Uzma Khan and her sister were assaulted by three women (one of them was Amber Malik – daughter of the Pakistani real-estate tycoon Riaz Malik, along with her 16 private guards). Uzma Khan was caught while sitting with Usman Malik at Uzma’s residence in Lahore. The videos depict in horrific detail the episode of violence and humiliation of the two sisters.
We saw that Uzma Khan was trending for more than two days on Twitter after Eid. She got some support from Pakistan’s rights defenders and feminists who believe in the empowerment of women. But there is a great mass of people from the public who quite easily judged her a sinner and adulterer through their tweets.
In spite of focusing their outrage on the torture, harassment and violation of her home and privacy, which are criminal acts, Pakistani social media’s moral police – those irreproachable judges of honour, ethics, religion and patriotism – had other priorities. They asked that she be dealt with through the Hudood Ordinance, General Zia-ul-Haq’s brainchild and gift to Pakistan.

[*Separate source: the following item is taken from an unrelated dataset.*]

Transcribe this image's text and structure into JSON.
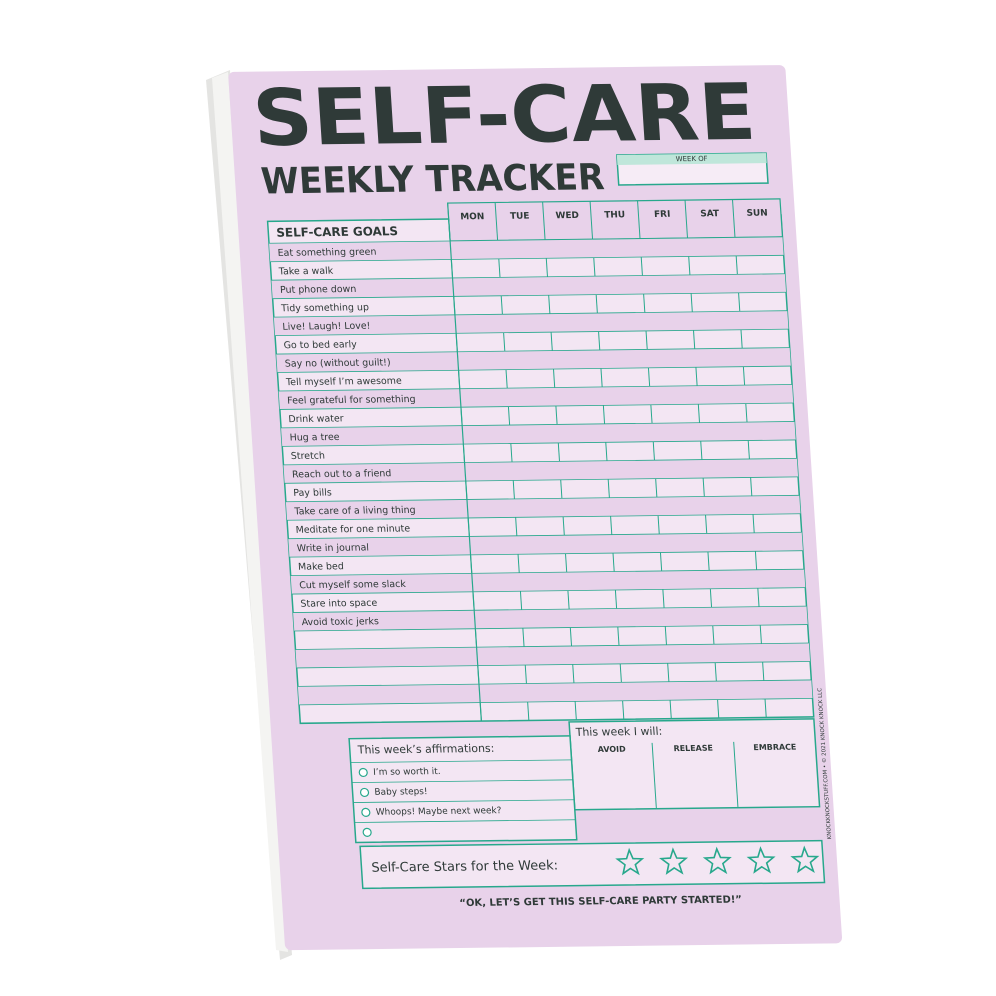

After seeing the outcry from rights defenders, Amna Malik later released a video stating she did this for saving her marriage of 13 years—posing in a dupatta in a rather obvious bid to gain sympathy from conservatives and patriarchally-minded individuals.
It is hard to believe that she had no option left to “save her marriage” than to torture and harass Uzma and her sister with a gang of her goons.
The patriarchy is so powerful that even those who are its victims are psychologically brainwashed to follow wrong ways for ‘justice’.
Quite simply there is an urgent need in Pakistan to work for gender equity and women empowerment. And in a society as fettered by conservative mores as ours, this might well begin by convincing ordinary people to consider them equal humans.
We should spread awareness, go for logical arguments and convince those in the corridors of power that the same women are the ones who create their world and gave them life itself.